Epigenetic Regulation of CFTR in Salivary Gland Cancer

The cystic fibrosis transmembrane conductance regulator (CFTR) is a ligand (ATP)-gated chloride channel mostly regulated by cAMP/ PKA signaling. CFTR plays a central role in electrolyte and fluid homeostasis in epithelia including airways, intestine, and pancreas and salivary gland ducts.
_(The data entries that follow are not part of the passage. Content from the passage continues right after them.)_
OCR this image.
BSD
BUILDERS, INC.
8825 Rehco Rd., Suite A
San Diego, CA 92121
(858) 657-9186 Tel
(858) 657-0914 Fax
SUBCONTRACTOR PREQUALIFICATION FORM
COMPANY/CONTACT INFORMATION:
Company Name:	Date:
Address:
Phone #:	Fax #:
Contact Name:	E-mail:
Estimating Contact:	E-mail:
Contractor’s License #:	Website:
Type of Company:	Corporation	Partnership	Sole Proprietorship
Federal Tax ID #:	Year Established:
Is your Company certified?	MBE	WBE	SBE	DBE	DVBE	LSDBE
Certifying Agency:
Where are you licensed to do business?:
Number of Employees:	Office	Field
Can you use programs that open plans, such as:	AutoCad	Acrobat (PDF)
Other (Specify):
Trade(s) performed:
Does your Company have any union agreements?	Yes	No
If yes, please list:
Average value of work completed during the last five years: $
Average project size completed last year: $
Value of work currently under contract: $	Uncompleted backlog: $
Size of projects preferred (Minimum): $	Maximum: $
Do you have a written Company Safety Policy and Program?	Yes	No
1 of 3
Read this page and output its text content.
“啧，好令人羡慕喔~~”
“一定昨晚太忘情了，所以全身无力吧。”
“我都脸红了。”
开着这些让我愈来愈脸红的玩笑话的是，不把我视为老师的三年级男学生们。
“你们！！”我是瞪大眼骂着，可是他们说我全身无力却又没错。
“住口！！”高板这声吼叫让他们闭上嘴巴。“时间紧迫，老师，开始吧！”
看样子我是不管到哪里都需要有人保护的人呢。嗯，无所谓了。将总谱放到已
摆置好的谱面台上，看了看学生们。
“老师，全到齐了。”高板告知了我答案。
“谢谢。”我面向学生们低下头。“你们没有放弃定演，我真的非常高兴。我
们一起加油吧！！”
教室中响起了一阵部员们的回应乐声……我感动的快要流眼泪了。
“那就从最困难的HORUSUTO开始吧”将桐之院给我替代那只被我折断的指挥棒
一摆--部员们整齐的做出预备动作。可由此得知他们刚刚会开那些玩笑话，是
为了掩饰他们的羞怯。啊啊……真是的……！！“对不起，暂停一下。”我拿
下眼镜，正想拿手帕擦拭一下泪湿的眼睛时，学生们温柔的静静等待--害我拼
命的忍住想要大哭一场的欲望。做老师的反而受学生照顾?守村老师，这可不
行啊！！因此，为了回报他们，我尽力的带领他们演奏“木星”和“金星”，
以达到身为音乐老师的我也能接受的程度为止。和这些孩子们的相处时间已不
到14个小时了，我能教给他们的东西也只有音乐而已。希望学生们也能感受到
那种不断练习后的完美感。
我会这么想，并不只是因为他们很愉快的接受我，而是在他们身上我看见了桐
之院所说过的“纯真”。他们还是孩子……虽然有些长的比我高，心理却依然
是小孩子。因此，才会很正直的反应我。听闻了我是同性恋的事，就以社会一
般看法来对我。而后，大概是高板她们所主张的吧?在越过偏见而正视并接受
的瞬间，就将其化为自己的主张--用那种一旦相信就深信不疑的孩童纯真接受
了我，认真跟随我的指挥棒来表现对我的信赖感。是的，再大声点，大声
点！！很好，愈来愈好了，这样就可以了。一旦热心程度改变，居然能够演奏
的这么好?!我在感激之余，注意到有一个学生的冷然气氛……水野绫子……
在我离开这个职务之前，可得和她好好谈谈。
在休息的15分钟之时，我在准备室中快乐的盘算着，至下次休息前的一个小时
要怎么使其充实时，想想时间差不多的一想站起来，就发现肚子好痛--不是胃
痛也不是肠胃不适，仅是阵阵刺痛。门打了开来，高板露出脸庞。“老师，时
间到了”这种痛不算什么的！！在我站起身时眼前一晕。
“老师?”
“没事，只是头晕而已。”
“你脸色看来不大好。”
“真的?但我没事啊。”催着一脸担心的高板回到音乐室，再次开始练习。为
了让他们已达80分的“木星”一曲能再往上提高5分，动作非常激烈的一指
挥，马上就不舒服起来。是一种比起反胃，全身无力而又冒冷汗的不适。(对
Whereas mutation or lack of CFTR is widely associated with diseases including cystic fibrosis, cholera, autoimmune disease and cancer development. Despite extensive studies of the properties of luminal CFTR in salivary glands, the epigenetic modification responsible for regulating functional expression of CFTR in salivary gland cancer has been unidentified.

Here, we provide evidence that mRNA and protein expression level of CFTR were downregulated in A253, human submandibular carcinoma cancer cells, compare to HSG, human submandibular ducts, using western blot assay and RT-PCR and immunocytochemistry. To determine DNA methylation of CFTR, bisulfite sequencing and methylation-specific PCR revealed that the silencing was caused by hypermethylation of CG pairs in the CFTR CpG island and thus rectified by 5-Aza 2-deoxycytidine (5-Aza-CdR) treatment as demethylation agent. We also found similar results in human cancer tissue compared to normal tissue. we further estimated functional expression of CFTR in A253 in the presence or absence of 5-Aza-CdR by whole cell patch clamp recording that CFTR mediated inward current was observed in HSG cells but not in A253; however, CFTR was reactivated in A253 after 5-Aza-CdR treatment.

To conclude, epigenetics regulates functional expression of CFTR in salivary gland cancer cells that the CFTR is silenced by hypermethylation; therefore, we suggest that demethylation of CFTR is a strong candidate for therapeutic strategy for salivary gland cancer.